Радован вообще не понимал, зачем существует окружающий мир и это горделивое и самонадеянное человечество, если они не способны дарить, подобно небу, такую же чистую и глубокую музыку.

Коллеги знали о всех странностях и чудаковатости Радована и не удивлялись, если он вдруг уходил в себя и замирал, устремив свой неподвижный взор куда-то вдаль.

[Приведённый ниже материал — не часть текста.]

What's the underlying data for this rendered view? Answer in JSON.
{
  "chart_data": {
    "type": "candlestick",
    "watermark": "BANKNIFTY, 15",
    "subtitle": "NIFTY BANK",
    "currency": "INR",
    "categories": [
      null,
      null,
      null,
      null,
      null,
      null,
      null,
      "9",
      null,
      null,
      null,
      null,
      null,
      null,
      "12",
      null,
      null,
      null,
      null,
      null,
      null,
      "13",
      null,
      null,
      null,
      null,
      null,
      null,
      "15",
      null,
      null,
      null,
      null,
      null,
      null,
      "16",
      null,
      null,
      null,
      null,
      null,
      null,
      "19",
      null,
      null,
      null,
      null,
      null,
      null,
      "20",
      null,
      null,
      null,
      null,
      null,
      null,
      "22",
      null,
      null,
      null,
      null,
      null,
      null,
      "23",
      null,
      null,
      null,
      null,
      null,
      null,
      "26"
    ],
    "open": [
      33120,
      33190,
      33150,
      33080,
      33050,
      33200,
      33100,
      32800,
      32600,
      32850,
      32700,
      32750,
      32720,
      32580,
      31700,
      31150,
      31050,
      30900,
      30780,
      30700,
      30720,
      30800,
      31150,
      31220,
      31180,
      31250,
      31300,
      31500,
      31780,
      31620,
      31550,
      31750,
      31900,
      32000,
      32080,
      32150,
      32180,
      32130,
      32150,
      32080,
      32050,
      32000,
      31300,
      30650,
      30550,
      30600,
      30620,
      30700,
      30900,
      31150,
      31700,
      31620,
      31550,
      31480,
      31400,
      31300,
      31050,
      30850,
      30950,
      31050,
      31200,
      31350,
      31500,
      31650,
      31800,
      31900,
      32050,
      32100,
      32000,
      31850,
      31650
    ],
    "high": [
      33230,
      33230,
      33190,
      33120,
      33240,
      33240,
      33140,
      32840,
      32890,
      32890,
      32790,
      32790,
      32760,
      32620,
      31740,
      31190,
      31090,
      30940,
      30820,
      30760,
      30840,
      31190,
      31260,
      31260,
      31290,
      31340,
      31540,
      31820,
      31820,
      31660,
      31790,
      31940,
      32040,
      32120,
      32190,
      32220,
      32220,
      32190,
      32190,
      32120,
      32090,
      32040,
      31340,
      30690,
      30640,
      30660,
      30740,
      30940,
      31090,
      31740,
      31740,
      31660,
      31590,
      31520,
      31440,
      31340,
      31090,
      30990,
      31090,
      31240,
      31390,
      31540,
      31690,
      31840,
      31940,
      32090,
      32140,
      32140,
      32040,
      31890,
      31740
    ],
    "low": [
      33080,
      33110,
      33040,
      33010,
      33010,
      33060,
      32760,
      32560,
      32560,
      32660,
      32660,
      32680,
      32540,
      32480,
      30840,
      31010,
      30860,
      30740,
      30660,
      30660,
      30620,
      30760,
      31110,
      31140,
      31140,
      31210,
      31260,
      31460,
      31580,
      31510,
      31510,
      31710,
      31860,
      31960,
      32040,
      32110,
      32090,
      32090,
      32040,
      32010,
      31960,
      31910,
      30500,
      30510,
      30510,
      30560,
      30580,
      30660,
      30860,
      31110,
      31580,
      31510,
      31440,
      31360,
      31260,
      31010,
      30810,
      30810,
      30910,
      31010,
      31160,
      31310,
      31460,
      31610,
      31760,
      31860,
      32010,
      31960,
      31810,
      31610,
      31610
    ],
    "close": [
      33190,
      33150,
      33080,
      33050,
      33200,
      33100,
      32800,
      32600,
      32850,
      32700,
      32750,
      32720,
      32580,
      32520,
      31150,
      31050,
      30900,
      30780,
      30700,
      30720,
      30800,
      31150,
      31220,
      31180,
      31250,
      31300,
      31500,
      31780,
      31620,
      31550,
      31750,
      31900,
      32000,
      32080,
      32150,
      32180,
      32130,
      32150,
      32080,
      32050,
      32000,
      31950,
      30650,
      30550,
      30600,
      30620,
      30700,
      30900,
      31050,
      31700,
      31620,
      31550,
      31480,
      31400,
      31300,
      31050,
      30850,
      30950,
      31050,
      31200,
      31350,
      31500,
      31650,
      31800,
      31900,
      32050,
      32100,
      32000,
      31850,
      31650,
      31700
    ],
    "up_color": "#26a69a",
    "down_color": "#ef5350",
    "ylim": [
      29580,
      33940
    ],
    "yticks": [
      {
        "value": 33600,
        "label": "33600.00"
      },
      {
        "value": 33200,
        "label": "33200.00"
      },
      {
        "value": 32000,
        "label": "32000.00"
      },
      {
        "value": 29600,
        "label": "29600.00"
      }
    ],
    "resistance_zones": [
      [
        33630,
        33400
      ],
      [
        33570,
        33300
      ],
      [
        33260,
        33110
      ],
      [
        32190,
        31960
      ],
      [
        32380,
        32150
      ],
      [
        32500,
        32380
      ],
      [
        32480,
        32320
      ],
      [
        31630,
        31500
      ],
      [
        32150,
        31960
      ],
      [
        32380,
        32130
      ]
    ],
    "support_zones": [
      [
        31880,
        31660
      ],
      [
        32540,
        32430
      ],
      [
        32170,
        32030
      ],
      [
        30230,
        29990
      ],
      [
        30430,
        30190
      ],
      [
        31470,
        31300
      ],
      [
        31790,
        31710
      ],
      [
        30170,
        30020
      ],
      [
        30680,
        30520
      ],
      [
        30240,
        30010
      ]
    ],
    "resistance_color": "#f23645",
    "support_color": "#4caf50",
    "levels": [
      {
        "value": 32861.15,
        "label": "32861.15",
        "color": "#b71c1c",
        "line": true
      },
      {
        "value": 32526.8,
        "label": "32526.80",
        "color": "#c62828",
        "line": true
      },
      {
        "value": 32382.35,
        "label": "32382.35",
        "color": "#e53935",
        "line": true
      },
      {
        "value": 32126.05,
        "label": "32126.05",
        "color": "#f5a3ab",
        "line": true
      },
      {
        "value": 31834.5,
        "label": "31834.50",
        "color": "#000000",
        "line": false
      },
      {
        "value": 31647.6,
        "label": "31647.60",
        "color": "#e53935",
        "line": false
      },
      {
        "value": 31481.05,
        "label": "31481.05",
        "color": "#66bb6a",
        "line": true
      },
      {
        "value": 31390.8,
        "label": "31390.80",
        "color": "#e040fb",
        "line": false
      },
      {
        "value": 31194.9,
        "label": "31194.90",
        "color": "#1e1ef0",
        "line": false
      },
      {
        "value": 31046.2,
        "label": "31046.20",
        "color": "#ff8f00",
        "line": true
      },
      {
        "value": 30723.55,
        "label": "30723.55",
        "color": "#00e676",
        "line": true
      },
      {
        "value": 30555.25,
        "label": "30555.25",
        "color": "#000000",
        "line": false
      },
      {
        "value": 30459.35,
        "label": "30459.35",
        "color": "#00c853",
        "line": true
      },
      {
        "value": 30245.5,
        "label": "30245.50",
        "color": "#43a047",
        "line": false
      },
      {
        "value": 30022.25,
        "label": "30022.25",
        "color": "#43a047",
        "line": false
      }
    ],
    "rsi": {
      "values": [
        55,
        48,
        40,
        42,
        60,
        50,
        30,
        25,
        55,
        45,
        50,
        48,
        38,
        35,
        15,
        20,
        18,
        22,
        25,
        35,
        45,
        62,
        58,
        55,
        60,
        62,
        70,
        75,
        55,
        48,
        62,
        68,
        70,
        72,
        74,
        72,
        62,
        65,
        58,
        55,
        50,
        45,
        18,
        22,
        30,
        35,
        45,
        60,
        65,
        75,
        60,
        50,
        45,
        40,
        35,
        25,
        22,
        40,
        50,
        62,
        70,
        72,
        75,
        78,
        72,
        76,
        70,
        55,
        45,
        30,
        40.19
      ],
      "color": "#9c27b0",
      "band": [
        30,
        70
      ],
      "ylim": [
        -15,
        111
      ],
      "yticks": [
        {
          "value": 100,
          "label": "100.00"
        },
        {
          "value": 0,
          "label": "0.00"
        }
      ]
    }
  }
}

– На то он и гений!.. Гений, что с него взять! – понимающе перешёптывались коллеги, глядя на притихшего Радована. А он смотрел вверх, туда, в далёкое щедрое небо, где невидимый пианист тихонько пробовал живые клавиши на волшебном рояле.

 

Она явится с востока

Она пришла оттуда, откуда Её ждали меньше всего. И не нашлось героя, ставшего у Неё на пути. Её приход был неотвратим, что бы по этому поводу не вещали «велеречивые», и как бы не усердствовали, пытаясь доказать обратное, «отождествлённые». Она наступала с востока, подчиняя себе не только наивные и неокрепшие души, но и изменяла сознание тех, кто прочно стоял на земле и никогда не хватался руками за воздух. И никому уже больше не приходило в голову разделять и властвовать, обижать слабых и смеяться над праведными. И богатство стало казаться обузой, и насилие – совершенной нелепостью. С этими людьми было невозможно ничего сделать: они совсем не боялись жизни и видели друг в друге не злобных дикарей, готовых к разору и грабежу, а людей, удостоенных облика Божьего.

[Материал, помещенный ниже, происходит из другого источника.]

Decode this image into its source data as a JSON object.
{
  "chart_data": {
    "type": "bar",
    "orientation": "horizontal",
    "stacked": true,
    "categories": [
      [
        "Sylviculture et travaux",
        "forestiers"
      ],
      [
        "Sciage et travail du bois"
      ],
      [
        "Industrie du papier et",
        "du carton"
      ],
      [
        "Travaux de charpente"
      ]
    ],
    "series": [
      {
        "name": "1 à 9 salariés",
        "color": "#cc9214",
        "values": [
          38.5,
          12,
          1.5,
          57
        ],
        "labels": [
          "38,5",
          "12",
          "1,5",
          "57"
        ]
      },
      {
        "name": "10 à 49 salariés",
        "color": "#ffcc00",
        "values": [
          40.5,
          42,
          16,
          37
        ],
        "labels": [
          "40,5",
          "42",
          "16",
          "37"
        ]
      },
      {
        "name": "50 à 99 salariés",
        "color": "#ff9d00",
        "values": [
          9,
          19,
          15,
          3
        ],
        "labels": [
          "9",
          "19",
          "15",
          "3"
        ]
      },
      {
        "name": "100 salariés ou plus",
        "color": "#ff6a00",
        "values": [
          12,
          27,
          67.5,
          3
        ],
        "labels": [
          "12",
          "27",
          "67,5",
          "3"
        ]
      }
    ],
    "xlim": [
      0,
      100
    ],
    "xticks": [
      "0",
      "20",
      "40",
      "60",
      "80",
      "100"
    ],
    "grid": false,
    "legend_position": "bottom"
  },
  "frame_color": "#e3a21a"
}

А над всеми над ними, на полном скаку, замер во вселенском величии Четвёртый Всадник на Бледном коне, Всадник с окаменевшим лицом, сводящий пространства и завершающий времена.

 

Переговоры

По-правде говоря, Янко его почти не слушал. И вовсе не оттого, что в заявлениях противоположной стороны, отмеченных откровенным невежеством и инфантилизмом, совсем не было никакого смысла. Янко мучило совершенно иное.

Он сидел, глубоко погрузившись в себя, и не мог понять, в какой момент своей жизни он сделал что-то не так, что привело его к этой встрече вот здесь, за тёмным столом, покрытым толстым гранёным стеклом, в просторную залу, время от времени взрывающуюся вспышками фотокамер.

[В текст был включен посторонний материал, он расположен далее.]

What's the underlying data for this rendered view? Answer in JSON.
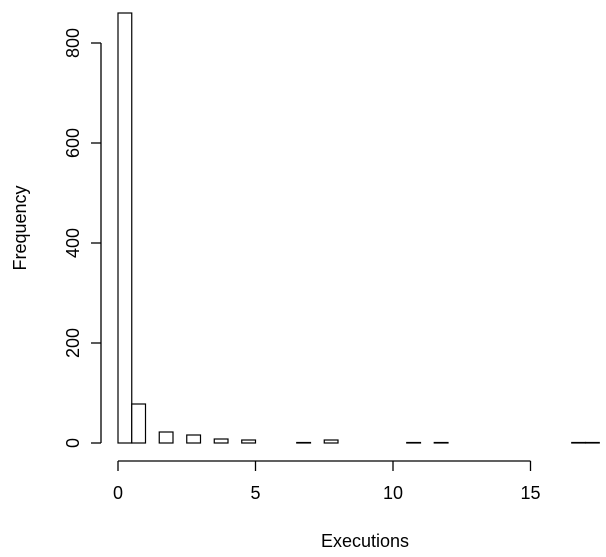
{
  "chart_data": {
    "type": "bar",
    "title": "",
    "xlabel": "Executions",
    "ylabel": "Frequency",
    "x_ticks": [
      0,
      5,
      10,
      15
    ],
    "y_ticks": [
      0,
      200,
      400,
      600,
      800
    ],
    "bin_width": 0.5,
    "xlim": [
      0,
      17.5
    ],
    "ylim": [
      0,
      860
    ],
    "bins": [
      {
        "x0": 0.0,
        "x1": 0.5,
        "count": 860
      },
      {
        "x0": 0.5,
        "x1": 1.0,
        "count": 78
      },
      {
        "x0": 1.0,
        "x1": 1.5,
        "count": 0
      },
      {
        "x0": 1.5,
        "x1": 2.0,
        "count": 22
      },
      {
        "x0": 2.0,
        "x1": 2.5,
        "count": 0
      },
      {
        "x0": 2.5,
        "x1": 3.0,
        "count": 16
      },
      {
        "x0": 3.0,
        "x1": 3.5,
        "count": 0
      },
      {
        "x0": 3.5,
        "x1": 4.0,
        "count": 8
      },
      {
        "x0": 4.0,
        "x1": 4.5,
        "count": 0
      },
      {
        "x0": 4.5,
        "x1": 5.0,
        "count": 6
      },
      {
        "x0": 5.0,
        "x1": 5.5,
        "count": 0
      },
      {
        "x0": 5.5,
        "x1": 6.0,
        "count": 0
      },
      {
        "x0": 6.0,
        "x1": 6.5,
        "count": 0
      },
      {
        "x0": 6.5,
        "x1": 7.0,
        "count": 1
      },
      {
        "x0": 7.0,
        "x1": 7.5,
        "count": 0
      },
      {
        "x0": 7.5,
        "x1": 8.0,
        "count": 6
      },
      {
        "x0": 8.0,
        "x1": 8.5,
        "count": 0
      },
      {
        "x0": 8.5,
        "x1": 9.0,
        "count": 0
      },
      {
        "x0": 9.0,
        "x1": 9.5,
        "count": 0
      },
      {
        "x0": 9.5,
        "x1": 10.0,
        "count": 0
      },
      {
        "x0": 10.0,
        "x1": 10.5,
        "count": 0
      },
      {
        "x0": 10.5,
        "x1": 11.0,
        "count": 1
      },
      {
        "x0": 11.0,
        "x1": 11.5,
        "count": 0
      },
      {
        "x0": 11.5,
        "x1": 12.0,
        "count": 1
      },
      {
        "x0": 12.0,
        "x1": 12.5,
        "count": 0
      },
      {
        "x0": 12.5,
        "x1": 13.0,
        "count": 0
      },
      {
        "x0": 13.0,
        "x1": 13.5,
        "count": 0
      },
      {
        "x0": 13.5,
        "x1": 14.0,
        "count": 0
      },
      {
        "x0": 14.0,
        "x1": 14.5,
        "count": 0
      },
      {
        "x0": 14.5,
        "x1": 15.0,
        "count": 0
      },
      {
        "x0": 15.0,
        "x1": 15.5,
        "count": 0
      },
      {
        "x0": 15.5,
        "x1": 16.0,
        "count": 0
      },
      {
        "x0": 16.0,
        "x1": 16.5,
        "count": 0
      },
      {
        "x0": 16.5,
        "x1": 17.0,
        "count": 1
      },
      {
        "x0": 17.0,
        "x1": 17.5,
        "count": 1
      }
    ],
    "grid": false,
    "legend": "none"
  }
}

Может быть, в том повинна пустяшная ссора с толстым мальчиком из N-ского квартала, а, может быть, зря он подшучивал над тем недалёким студентом, вызвавшимся представить свой сумбурный и беспомощный исторический доклад. Впрочем, всё могло произойти, оттолкнувшись и от вполне невинных вещей и событий куда как менее значительных. Только Янко всё равно не мог себе ничего простить. Хотя это случилось, скорее всего, оттого, что он очень редко смотрел себе под ноги, устремляя взор только вперёд, увлекался большим и важным, забывая о малом и повседневном и лишал своего участия судьбы тех, кто нуждался во внимании и кому так не хватало душевного тепла…

От неприятных мыслей Янко поёжился, снял очки и близоруко посмотрел в глаза своему визави.

Там, на другом конце стола, ему привиделся толстый мальчик из N-ского квартала, сделавший когда-то глупый исторический доклад, вызвавший у Янко столько обидной и беспощадной иронии.

«Как странно, что на таких больших пространствах оказывается порой так мало воздуха», – отчего-то подумалось Янко.